Mr. Schmoke said that parents who know how to manipulate the school system already have a choice. School regulations permit a family to transfer a child out of zone to be near a baby sitter. Others break the rules by using someone else's address, he said.

Sixty percent of the children at Roland Park Elementary School live out of its zone. Many are there because of a "program" transfer. A parent says he wants his child to study Japanese, for example, and can find Japanese only there.

"Roland Park has been a school of choice for many, many years," said the principal, Mariale Hardiman. But the Roland Parks and other high-achieving schools usually fill up quickly. Mrs. Hardiman says she has had 500 applications for 150 slots at her elementary-middle school.

Similarly, the highly regarded School for the Arts, a city high school, has about 600 applicants for 100 slots. Rigorous programs are at City College, or Western High School, or Poly, but only students with good grades and attendance are admitted.

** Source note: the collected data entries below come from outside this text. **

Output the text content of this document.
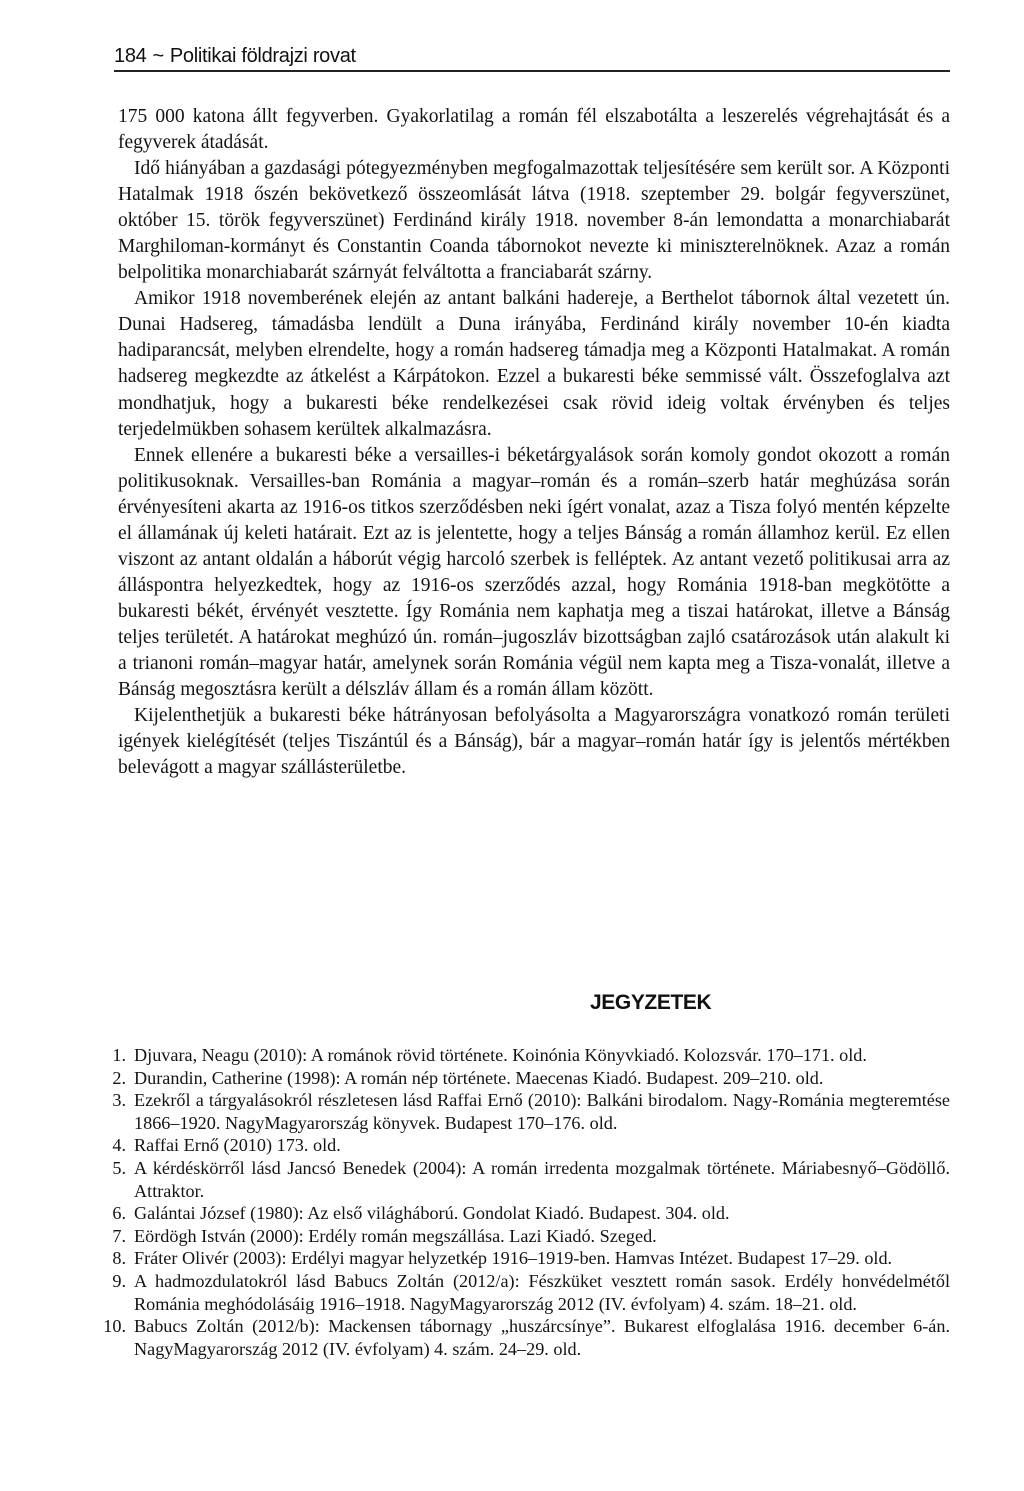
184 ~ Politikai földrajzi rovat

175 000 katona állt fegyverben. Gyakorlatilag a román fél elszabotálta a leszerelés végrehajtását és a fegyverek átadását.

Idő hiányában a gazdasági pótegyezményben megfogalmazottak teljesítésére sem került sor. A Központi Hatalmak 1918 őszén bekövetkező összeomlását látva (1918. szeptember 29. bolgár fegyverszünet, október 15. török fegyverszünet) Ferdinánd király 1918. november 8-án lemondatta a monarchiabarát Marghiloman-kormányt és Constantin Coanda tábornokot nevezte ki miniszterelnöknek. Azaz a román belpolitika monarchiabarát szárnyát felváltotta a franciabarát szárny.

Amikor 1918 novemberének elején az antant balkáni hadereje, a Berthelot tábornok által vezetett ún. Dunai Hadsereg, támadásba lendült a Duna irányába, Ferdinánd király november 10-én kiadta hadiparancsát, melyben elrendelte, hogy a román hadsereg támadja meg a Központi Hatalmakat. A román hadsereg megkezdte az átkelést a Kárpátokon. Ezzel a bukaresti béke semmissé vált. Összefoglalva azt mondhatjuk, hogy a bukaresti béke rendelkezései csak rövid ideig voltak érvényben és teljes terjedelmükben sohasem kerültek alkalmazásra.

Ennek ellenére a bukaresti béke a versailles-i béketárgyalások során komoly gondot okozott a román politikusoknak. Versailles-ban Románia a magyar–román és a román–szerb határ meghúzása során érvényesíteni akarta az 1916-os titkos szerződésben neki ígért vonalat, azaz a Tisza folyó mentén képzelte el államának új keleti határait. Ezt az is jelentette, hogy a teljes Bánság a román államhoz kerül. Ez ellen viszont az antant oldalán a háborút végig harcoló szerbek is felléptek. Az antant vezető politikusai arra az álláspontra helyezkedtek, hogy az 1916-os szerződés azzal, hogy Románia 1918-ban megkötötte a bukaresti békét, érvényét vesztette. Így Románia nem kaphatja meg a tiszai határokat, illetve a Bánság teljes területét. A határokat meghúzó ún. román–jugoszláv bizottságban zajló csatározások után alakult ki a trianoni román–magyar határ, amelynek során Románia végül nem kapta meg a Tisza-vonalát, illetve a Bánság megosztásra került a délszláv állam és a román állam között.

Kijelenthetjük a bukaresti béke hátrányosan befolyásolta a Magyarországra vonatkozó román területi igények kielégítését (teljes Tiszántúl és a Bánság), bár a magyar–román határ így is jelentős mértékben belevágott a magyar szállásterületbe.

JEGYZETEK

1. Djuvara, Neagu (2010): A románok rövid története. Koinónia Könyvkiadó. Kolozsvár. 170–171. old.

2. Durandin, Catherine (1998): A román nép története. Maecenas Kiadó. Budapest. 209–210. old.

3. Ezekről a tárgyalásokról részletesen lásd Raffai Ernő (2010): Balkáni birodalom. Nagy-Románia megteremtése 1866–1920. NagyMagyarország könyvek. Budapest 170–176. old.

4. Raffai Ernő (2010) 173. old.

5. A kérdéskörről lásd Jancsó Benedek (2004): A román irredenta mozgalmak története. Máriabesnyő–Gödöllő. Attraktor.

6. Galántai József (1980): Az első világháború. Gondolat Kiadó. Budapest. 304. old.

7. Eördögh István (2000): Erdély román megszállása. Lazi Kiadó. Szeged.

8. Fráter Olivér (2003): Erdélyi magyar helyzetkép 1916–1919-ben. Hamvas Intézet. Budapest 17–29. old.

9. A hadmozdulatokról lásd Babucs Zoltán (2012/a): Fészküket vesztett román sasok. Erdély honvédelmétől Románia meghódolásáig 1916–1918. NagyMagyarország 2012 (IV. évfolyam) 4. szám. 18–21. old.

10. Babucs Zoltán (2012/b): Mackensen tábornagy „huszárcsínye”. Bukarest elfoglalása 1916. december 6-án. NagyMagyarország 2012 (IV. évfolyam) 4. szám. 24–29. old.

Mr. Schmoke, who appointed a task force yesterday to study parental choice, said he wants to create the kind of system where all students can have the choice of a high-quality elementary, middle or high school. And he wants to put children who are now in the worst schools first in line.

"I will ask the task force to consider initially offering the choice option to one particular group of Baltimore parents: Those whose students attend schools the state has identified as eligible for reconstitution because of poor test scores and low attendance rates," he said.